Catching a Command Line passed to an exe

Spilled · August 21, 2008, 09:36 PM

Ok so heres the question I have. I have an exe that is having a command line passed to it. What i need to do is find out exactly what it is being passed to it so I can "mimic" it and utilize this in one of my programs, How would i go about doing this?

brew · August 21, 2008, 11:18 PM

Is this for an application launcher or something? To bypass a piss poor attempt at authentication? You could just make a program that well... dumps the command line parameters being passed to it then rename that to the target executable. Or am i not understanding you correctly?

K · August 22, 2008, 02:05 PM

Quote from: Spilled on August 21, 2008, 09:36 PM
Ok so heres the question I have. I have an exe that is having a command line passed to it. What i need to do is find out exactly what it is being passed to it so I can "mimic" it and utilize this in one of my programs, How would i go about doing this?

Replace said program with a new executable.

Code Select


#include <stdio.h>

int main (int argc, char* argv[])
{
    for(int i = 0; i < argc; ++i) {
        printf("argv[%d] = '%s'\n", i, argv[i]);
    }

    return 0;
}

thebigred · May 15, 2009, 05:52 PM

It sounds like you want a wrapper type deal for the exe? Can you use exec and pass in arguments with that?

and doh i realized this was quite an old post....

Yegg · May 15, 2009, 09:38 PM

Quote from: thebigred on May 15, 2009, 05:52 PM
It sounds like you want a wrapper type deal for the exe? Can you use exec and pass in arguments with that?

and doh i realized this was quite an old post....

It seems that there is an executable that was not created by him. Another executable, also not created by him, is sending arguments to the first executable. He just needs to figure out what these arguments are.

Explicit · May 16, 2009, 12:22 AM

Way to bump an old topic, guys....

Yegg · May 16, 2009, 01:28 AM

Quote from: Explicit on May 16, 2009, 12:22 AM
Way to bump an old topic, guys....

I figured since he already bumped it, it wouldn't be as bad

. Not to mention, the activity in the forums still isn't all that great, but I do see a few new members around now.

bulletproof tiger · May 16, 2009, 04:16 AM

Yegg, use your fucking brain. Come on. Were you born yesterday?
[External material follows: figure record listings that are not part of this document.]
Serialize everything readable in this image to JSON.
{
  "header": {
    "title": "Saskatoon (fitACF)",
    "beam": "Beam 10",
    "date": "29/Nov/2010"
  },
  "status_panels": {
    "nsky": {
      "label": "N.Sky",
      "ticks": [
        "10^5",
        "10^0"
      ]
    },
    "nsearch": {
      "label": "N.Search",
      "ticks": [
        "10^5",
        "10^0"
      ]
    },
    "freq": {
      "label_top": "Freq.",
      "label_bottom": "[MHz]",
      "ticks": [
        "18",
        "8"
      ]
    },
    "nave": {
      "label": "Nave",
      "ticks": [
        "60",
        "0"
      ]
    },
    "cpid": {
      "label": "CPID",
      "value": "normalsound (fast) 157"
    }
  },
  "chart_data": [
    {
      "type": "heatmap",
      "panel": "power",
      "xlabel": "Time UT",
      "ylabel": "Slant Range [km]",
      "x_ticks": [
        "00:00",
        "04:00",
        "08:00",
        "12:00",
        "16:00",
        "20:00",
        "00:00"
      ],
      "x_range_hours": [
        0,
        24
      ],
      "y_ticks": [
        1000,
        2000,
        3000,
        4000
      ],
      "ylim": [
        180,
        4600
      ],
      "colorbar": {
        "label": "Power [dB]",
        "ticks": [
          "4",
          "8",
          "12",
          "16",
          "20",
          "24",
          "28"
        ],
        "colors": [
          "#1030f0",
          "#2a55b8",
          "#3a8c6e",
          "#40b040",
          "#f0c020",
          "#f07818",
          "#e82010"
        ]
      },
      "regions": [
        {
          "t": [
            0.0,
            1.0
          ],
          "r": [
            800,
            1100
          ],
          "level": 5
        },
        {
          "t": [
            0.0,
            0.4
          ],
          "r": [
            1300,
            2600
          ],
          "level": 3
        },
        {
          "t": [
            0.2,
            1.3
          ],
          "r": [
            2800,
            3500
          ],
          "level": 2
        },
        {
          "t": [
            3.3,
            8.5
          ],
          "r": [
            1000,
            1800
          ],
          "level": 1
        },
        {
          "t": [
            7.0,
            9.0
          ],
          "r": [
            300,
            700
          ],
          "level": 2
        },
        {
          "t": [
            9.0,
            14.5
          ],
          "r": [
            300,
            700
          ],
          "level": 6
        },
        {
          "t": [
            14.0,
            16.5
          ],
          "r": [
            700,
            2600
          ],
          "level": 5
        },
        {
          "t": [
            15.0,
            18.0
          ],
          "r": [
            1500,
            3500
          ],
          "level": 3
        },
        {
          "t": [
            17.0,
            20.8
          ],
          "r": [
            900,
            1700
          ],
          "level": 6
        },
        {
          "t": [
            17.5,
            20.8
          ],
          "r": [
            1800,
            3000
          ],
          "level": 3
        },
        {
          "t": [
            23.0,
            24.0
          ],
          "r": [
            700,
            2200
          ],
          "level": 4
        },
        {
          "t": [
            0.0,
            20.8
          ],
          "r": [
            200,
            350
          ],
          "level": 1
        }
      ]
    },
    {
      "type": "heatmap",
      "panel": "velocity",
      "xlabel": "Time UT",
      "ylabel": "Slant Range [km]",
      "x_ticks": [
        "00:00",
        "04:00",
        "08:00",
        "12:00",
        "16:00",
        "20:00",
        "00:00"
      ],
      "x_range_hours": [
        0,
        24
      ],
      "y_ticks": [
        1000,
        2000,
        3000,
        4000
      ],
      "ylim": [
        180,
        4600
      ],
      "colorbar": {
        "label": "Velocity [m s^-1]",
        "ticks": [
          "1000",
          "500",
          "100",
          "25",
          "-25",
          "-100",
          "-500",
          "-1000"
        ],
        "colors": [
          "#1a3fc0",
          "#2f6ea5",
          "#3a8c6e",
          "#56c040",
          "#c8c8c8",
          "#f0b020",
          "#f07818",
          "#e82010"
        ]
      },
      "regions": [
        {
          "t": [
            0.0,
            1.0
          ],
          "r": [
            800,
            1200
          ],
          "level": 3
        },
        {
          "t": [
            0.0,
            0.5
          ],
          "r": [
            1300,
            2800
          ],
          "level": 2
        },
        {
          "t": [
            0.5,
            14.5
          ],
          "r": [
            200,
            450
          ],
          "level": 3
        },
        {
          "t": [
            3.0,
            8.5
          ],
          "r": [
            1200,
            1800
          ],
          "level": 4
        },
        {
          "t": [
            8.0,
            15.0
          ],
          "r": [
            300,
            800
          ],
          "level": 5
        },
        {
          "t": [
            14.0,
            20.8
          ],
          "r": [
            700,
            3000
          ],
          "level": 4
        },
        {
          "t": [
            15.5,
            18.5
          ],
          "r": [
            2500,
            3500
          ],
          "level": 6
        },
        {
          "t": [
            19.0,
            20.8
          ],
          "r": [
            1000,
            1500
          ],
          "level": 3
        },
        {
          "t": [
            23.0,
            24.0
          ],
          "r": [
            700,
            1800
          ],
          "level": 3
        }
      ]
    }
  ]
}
brew · May 16, 2009, 08:03 AM

Quote from: Yegg on May 16, 2009, 01:28 AM
I figured since he already bumped it, it wouldn't be as bad . Not to mention, the activity in the forums still isn't all that great, but I do see a few new members around now.

But it is just as bad. Remember how I said that stupid posts are better than no posts? I was dead wrong. It's better to burn out than fade away. Please stop posting ambiguous, no-brainer shit, and preserve the post quality, Yegg!
Not to mention the aforementioned question had been answered by the FIRST post (my own). The OP hasn't responded, meaning he had already solved the problem a long time ago and your posts here are just dead unnecessary.

Yegg · May 16, 2009, 11:50 AM

Brew:How do you know that you answered his question? You made it clear in your post that you were not clear about exactly what he was asking. I guess you're also not aware that people see this site in Google and can often have a problem solved by reading the posts on here. The topic isn't ancient and at least more valid infotmation was tossed in. Way to waste a post.

l)ragon · May 16, 2009, 03:18 PM

K answered it best, just replace the exicutable with your own and print out whats being passed to it.

edit: btw 2008?

Yegg · May 16, 2009, 03:55 PM

Quote from: bulletproof tiger on May 16, 2009, 04:16 AM
Yegg, use your fucking brain. Come on. Were you born yesterday?

Use your fucking brain. If I was born yesterday, how would I have made posts on the forum prior to that day.

brew · May 17, 2009, 07:33 AM

Quote from: Yegg on May 16, 2009, 11:50 AM
Brew:How do you know that you answered his question? You made it clear in your post that you were not clear about exactly what he was asking.

In my first post, I was indeed speculative. Not as to what the possible solution may be (that was made quite clear by the topic), but instead the purpose behind this.

Quote from: Yegg on May 16, 2009, 11:50 AM
I guess you're also not aware that people see this site in Google and can often have a problem solved by reading the posts on here. The topic isn't ancient and at least more valid infotmation was tossed in.

No, I'm perfectly aware of this. I do have confidence in googleers, however. They probably can infer from the first post all the obstensibly apparent information you "added" to the discussion.

Quote from: Yegg on May 16, 2009, 11:50 AM
Way to waste a post.

touché!

Yegg · May 17, 2009, 11:16 AM

I already agree with Dragon that K's post is the best answer.

Grok · June 16, 2009, 10:49 AM

Bump!

Query the process? You may be able to get the Command Line string directly or from the Process Information or environment block. It seems the command line string is available to the process itself, in ungarbled form, so reading it should merely involve the proper API, or locating it in the target process memory.